In [1]:
import torch
import numpy as np
import pandas as pd

Torch Example: https://github.com/Jiarong-L/BioDL/blob/main/1.%20Protein_seq_Classifier/VFDB_Transformer.ipynb

1. PositionalEncoding
2. nn.TransformerEncoderLayer + nn.

[图示详解](https://zhuanlan.zhihu.com/p/338817680)：Attention矩阵的每一行，对应一个单词的表示

## Transformer

$attention = softmax(\frac{QK'}{\sqrt{K_{embDim}}})V$

$Multi Head Attention = weightedSum(Attention1,Attention2,Attention3,...)$


**Transformer** Figure1:  https://arxiv.org/abs/1706.03762 

**Positional Encoding**: pos in sequence, i in input_Matrix   
PE(pos,2i) = $sin(pos/10000^{2i/dModel})$   
PE(pos,2i+1) = $cos(pos/10000^{2i/dModel})$  
PE(others) = 0


In [2]:
d_model = 6
word_emb = 5
word_num = 4

WQ = np.random.rand(word_emb,d_model)
WK = np.random.rand(word_emb,d_model)    ## dk=d_model
WV = np.random.rand(word_emb,d_model)


input = pd.DataFrame({
    "<sos>": np.random.randn(word_emb),
    "<you>": np.random.randn(word_emb),
    "<like>": np.random.randn(word_emb),
    "<swimming>": np.random.randn(word_emb),
}).T


Q = input @ WQ    ## (query=word_num, word_emb)
K = input @ WK    ##   (key=word_num, word_emb)
V = input @ WV    ## (value=word_num, word_emb)

def softmax(M):
    M = M.values
    M = M - np.max(M, axis=1, keepdims=True)
    return np.exp(M)/np.sum(np.exp(M),axis=1,keepdims=True)
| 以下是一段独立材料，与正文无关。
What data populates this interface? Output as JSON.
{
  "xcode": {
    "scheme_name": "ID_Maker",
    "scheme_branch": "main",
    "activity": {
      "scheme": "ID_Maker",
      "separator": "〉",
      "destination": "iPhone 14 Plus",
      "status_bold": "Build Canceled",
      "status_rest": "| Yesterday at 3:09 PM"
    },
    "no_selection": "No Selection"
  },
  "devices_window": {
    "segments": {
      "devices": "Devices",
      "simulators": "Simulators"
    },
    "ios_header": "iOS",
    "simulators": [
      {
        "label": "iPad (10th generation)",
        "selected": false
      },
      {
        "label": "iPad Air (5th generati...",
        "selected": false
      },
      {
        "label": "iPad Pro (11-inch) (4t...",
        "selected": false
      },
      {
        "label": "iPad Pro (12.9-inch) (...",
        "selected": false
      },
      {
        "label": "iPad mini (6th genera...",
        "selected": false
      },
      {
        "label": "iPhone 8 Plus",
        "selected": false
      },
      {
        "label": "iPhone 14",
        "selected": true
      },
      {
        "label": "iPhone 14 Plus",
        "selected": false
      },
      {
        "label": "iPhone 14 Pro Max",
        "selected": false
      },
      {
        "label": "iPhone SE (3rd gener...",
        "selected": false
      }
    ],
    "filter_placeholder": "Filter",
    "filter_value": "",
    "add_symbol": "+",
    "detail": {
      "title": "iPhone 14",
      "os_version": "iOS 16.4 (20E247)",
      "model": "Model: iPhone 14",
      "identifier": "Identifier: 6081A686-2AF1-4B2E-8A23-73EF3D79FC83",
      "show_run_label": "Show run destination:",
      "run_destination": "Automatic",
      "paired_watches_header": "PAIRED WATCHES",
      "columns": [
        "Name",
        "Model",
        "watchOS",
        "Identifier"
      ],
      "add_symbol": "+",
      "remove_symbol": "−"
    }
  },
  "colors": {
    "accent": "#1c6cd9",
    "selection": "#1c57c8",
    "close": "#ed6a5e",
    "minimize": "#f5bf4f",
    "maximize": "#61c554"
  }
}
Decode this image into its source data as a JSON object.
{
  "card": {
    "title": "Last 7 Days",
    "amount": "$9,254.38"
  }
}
Att = softmax(Q @ K.T /np.sqrt(d_model)) @ V
## Multi-head = np.concatenate(Att_1,Att_2,Att_3)WH    ##-->WH is each attention's weight

Att

Unnamed: 0,0,1,2,3,4,5
0,2.388998,1.460099,1.954951,2.71526,1.949436,2.594846
1,2.336696,1.698741,1.801907,2.615653,2.10049,2.675136
2,2.501407,1.562851,2.035426,2.758198,2.033766,2.696152
3,2.591722,1.581702,2.120205,2.80373,2.056615,2.741807


In [3]:
## pytorch Function
## https://pytorch.org/docs/stable/generated/torch.nn.functional.scaled_dot_product_attention.html

torch.nn.functional.scaled_dot_product_attention(torch.tensor(Q.values), torch.tensor(K.values), torch.tensor(V.values))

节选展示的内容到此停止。